In last post of this series, we learned about role of VPG. Also we created a test VPG and saw initial data synch happening between the protected and recovery site. In this post we will learn how to perform test failover.
If you have landed directly on this page by mistake, then I encourage you to read earlier posts of this series from below links:
In a DR environment its always considered as a best practice to periodically perform test failovers to ensure that VM’s are replicating fine and are recoverable at the recovery site.
Failover Test is completely non-disruptive and there is no impact on production workloads as part of testing. When test failover is performed, VMDK are provisioned using journal history.
Typically this is the workflow for test failover.

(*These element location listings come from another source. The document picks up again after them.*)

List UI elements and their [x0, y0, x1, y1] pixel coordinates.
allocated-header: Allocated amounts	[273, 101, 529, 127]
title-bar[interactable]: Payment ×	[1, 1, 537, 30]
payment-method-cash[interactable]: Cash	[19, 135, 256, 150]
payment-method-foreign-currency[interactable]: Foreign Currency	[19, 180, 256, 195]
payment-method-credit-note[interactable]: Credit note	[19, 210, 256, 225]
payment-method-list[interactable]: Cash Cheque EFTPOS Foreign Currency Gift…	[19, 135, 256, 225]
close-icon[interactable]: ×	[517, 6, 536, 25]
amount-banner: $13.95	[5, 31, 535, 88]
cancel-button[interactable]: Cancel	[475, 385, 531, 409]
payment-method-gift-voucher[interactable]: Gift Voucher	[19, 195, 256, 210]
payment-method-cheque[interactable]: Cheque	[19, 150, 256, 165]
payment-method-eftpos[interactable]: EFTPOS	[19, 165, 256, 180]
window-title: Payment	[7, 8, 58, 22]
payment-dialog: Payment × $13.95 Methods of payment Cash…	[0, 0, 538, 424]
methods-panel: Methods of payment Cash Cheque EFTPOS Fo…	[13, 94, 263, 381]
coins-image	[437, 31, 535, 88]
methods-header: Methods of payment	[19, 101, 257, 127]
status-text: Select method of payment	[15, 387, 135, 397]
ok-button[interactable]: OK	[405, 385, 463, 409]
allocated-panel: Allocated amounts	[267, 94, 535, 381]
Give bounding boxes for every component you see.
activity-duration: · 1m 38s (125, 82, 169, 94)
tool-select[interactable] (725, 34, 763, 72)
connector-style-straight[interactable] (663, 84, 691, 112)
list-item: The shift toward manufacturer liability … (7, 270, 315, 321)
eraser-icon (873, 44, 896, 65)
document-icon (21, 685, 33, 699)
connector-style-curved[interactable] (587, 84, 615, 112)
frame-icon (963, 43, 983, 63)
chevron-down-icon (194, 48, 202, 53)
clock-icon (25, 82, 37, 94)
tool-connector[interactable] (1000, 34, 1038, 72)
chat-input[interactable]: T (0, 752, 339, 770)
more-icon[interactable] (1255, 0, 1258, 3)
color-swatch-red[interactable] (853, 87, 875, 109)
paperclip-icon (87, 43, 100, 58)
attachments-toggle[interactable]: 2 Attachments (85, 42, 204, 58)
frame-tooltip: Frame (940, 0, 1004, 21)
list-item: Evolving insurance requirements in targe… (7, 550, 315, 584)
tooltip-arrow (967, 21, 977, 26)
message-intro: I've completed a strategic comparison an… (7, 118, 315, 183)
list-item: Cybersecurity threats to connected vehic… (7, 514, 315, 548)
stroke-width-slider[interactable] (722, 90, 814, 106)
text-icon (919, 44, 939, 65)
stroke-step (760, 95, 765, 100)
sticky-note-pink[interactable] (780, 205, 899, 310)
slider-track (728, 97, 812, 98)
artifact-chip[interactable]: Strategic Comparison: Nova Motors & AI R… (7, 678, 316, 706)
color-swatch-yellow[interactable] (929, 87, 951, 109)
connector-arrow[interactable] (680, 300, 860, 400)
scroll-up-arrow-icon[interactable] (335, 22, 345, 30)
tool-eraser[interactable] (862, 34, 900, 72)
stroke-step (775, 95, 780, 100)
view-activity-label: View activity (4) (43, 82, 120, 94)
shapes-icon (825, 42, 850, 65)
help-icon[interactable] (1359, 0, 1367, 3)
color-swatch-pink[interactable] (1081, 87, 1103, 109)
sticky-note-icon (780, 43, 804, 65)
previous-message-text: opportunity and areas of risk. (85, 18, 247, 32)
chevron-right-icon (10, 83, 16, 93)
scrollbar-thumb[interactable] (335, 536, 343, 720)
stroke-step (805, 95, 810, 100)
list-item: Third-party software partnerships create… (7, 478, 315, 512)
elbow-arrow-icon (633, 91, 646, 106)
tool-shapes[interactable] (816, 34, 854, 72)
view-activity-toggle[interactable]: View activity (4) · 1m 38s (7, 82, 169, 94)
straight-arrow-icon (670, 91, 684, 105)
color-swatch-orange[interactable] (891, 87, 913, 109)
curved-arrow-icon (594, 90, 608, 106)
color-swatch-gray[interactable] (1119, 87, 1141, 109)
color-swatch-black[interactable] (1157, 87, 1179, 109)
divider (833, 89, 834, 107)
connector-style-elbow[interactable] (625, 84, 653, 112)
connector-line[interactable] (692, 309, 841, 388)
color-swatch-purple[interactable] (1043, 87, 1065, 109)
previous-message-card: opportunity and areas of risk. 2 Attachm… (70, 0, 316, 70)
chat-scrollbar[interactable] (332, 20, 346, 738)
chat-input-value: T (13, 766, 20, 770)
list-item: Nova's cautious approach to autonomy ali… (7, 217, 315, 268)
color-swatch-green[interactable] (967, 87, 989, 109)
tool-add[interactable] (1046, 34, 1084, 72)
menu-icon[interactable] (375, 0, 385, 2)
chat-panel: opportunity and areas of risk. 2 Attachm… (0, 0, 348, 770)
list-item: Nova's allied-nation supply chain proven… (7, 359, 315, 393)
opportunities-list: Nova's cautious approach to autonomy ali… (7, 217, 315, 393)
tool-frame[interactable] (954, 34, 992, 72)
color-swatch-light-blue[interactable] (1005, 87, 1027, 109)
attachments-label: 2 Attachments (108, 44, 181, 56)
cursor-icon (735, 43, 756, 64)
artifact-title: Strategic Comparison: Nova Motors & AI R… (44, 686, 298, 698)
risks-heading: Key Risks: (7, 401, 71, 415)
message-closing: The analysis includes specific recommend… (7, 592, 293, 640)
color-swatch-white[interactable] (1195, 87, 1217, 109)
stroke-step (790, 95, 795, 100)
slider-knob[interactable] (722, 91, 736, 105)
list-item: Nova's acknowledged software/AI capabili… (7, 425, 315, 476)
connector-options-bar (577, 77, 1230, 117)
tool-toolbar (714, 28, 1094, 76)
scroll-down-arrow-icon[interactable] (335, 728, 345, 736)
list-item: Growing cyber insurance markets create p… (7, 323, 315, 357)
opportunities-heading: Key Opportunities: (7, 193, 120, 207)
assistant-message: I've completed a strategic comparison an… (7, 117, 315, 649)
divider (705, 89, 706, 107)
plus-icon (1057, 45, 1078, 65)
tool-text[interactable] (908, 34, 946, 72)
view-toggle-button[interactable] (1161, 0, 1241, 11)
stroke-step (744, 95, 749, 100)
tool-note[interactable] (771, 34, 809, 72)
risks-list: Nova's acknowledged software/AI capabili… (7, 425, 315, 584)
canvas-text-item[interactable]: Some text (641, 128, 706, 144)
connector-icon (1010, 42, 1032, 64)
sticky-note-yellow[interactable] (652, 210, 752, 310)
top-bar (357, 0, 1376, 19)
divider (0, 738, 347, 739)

Image credit: http://www.vzare.com
Lets dive into lab now and perform our first test failover.
1: Login to ZVM interface. At the right hand side bottom corner, you will see option for test/live failover. By default the button is set to Test. Leave it selected and click on “Failover”
2: Select the VPG/VPG’s you want to test and hit Next.
3: If I have only one VM in my VPG, so boot order is empty for me. Also I have not defined any pre/post execution script, so that column is empty as well. Hit Next to continue.
4: Click on “Start Failover Test” to initiate the process.
5: At recovery site you will see following events kicked in vCenter. You wil also find a new VM added to vCenter inventory.
In you browse to the datastore where the newly added VM resides, you won’t see any VMDK at all. This is due to the fact that the VM is created out of scratch volume which is not visible in the original place.
Stop Failover Test
1: Once you are done with recovery testing, you can stop the failover test by clicking on STOP button as shown in below screenshot.
2: Click on STOP.
3: Again you will see few tasks at recovery site. Basically the VM will be powered off and deleted from inventory when test failover is stopped.